II. Contents. — The Catechism, in its present form, consists of 129 questions and answers. It is divided into three parts:
1. Of the misery of man.
2. Of the redemption of man.
3. Of the gratitude due from man (duties, etc.).
The arrangement of the matter is admirable, looking not simply to logical order, but also to practical edification. The book is not simply dogmatic, but devotional. It assumes that all who use it are Christians, and is thus not adapted for missionary work. As to the theology taught by the book, it is, in the main, that of pure evangelical Protestantism. On the doctrine of predestination it is so reticent that it was opposed, on the one hand, by the Synod of Dort, the most extreme Calvinistic body perhaps ever assembled, and, on the other (though not without qualification), by James Arminius, the greatest of all the opponents of Calvinism. On the nature of the sacraments the Catechism is Calvinistic, as opposed to the Lutheran doctrine. Dr. Heppe (deutscher Protestantismus, 1, 443 sq.) goes too far in asserting that the Catechism is thoroughly Melancthonian, and in no sense Calvinistic. Sudhoff answers this in his article in Herzog's Real- Encyklopadie, 5, 658 sq.; but he himself goes too far, on the other side, in finding that the Calvinistic theory of predestination, though not expressly stated, is implied and involved in the view of Sin and grace set forth in the Catechism (see Gerhart's article in the Tercentenary Monument, p. 387 sq., and also his statement in this Cyclopaedia, 3, 827). Olevianus, it will be remembered, was educated under the influence of Calvin; Ursinus under that of Melancthon. Dr.
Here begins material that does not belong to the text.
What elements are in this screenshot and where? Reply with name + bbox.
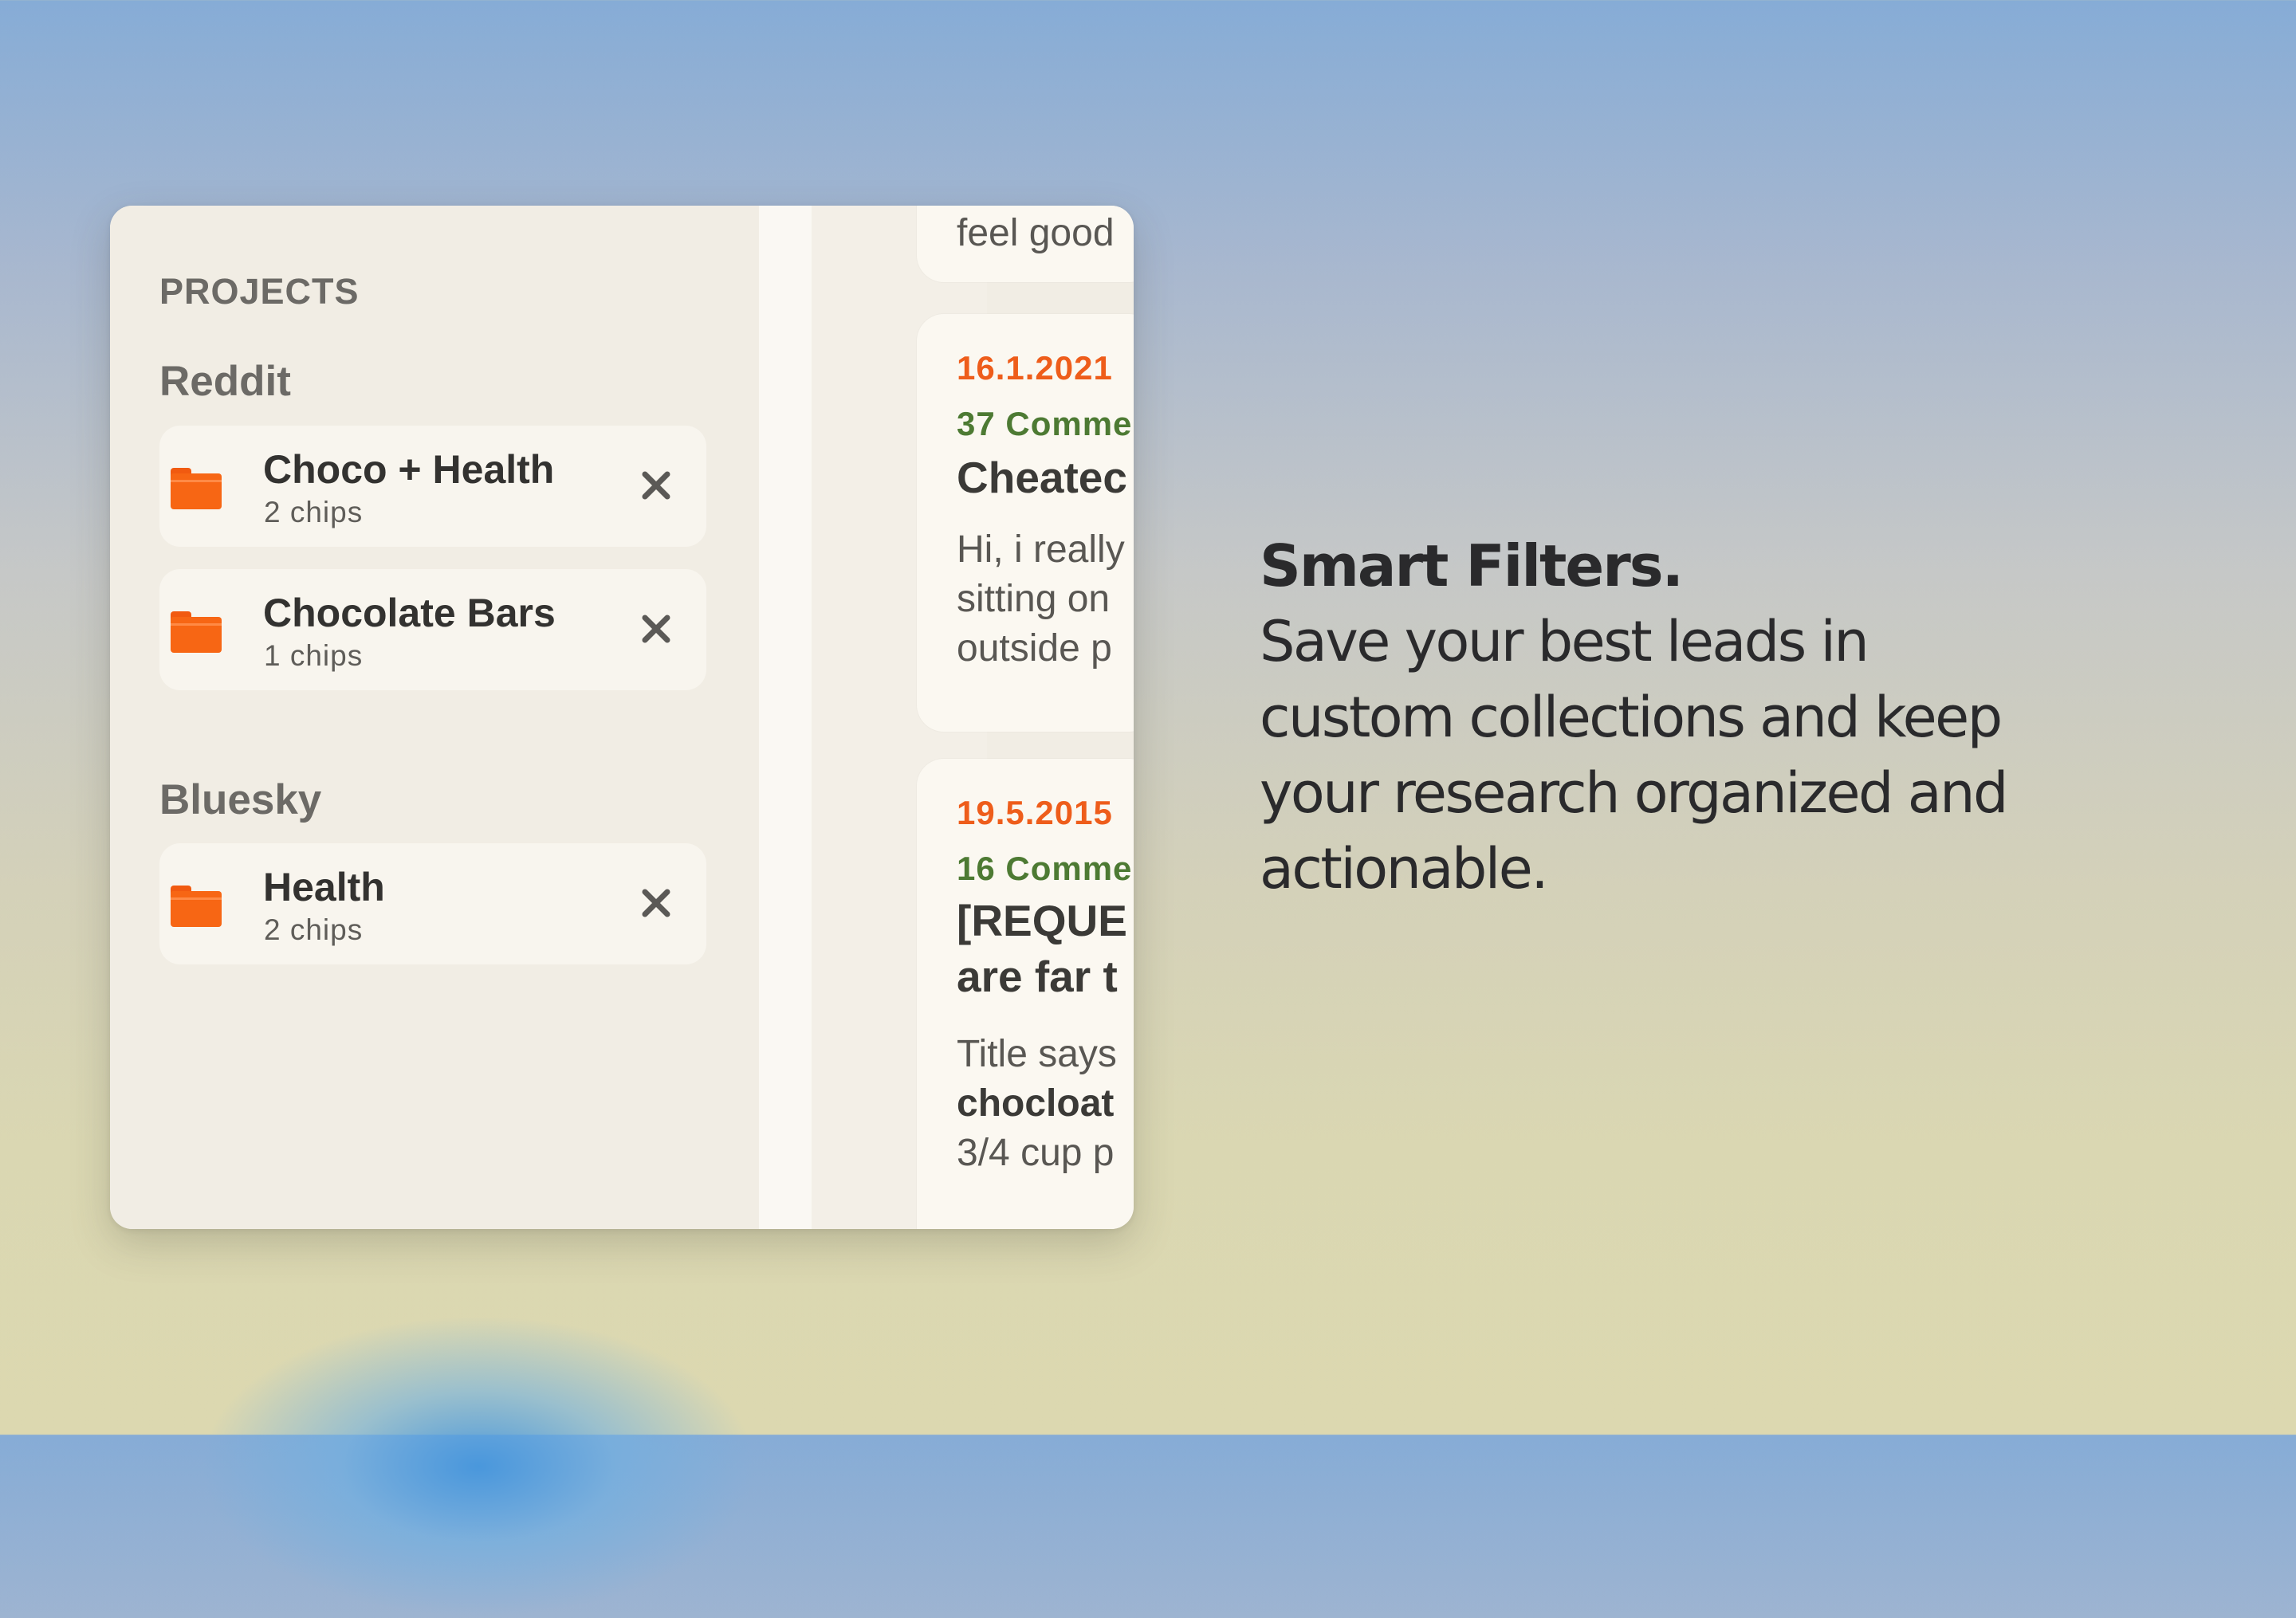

Schaff remarks judiciously that "the Catechism is a true expression of the convictions of its authors; but it communicates only so much of these as is in harmony with the public faith of the Church, and observes a certain reticence or reservation and moderation on such doctrines (as the twofold predestination), which belong rather to scientific theology and private conviction than to a public Church confession and the instruction of youth" (American Presb. Review, July, 1863, p. 371).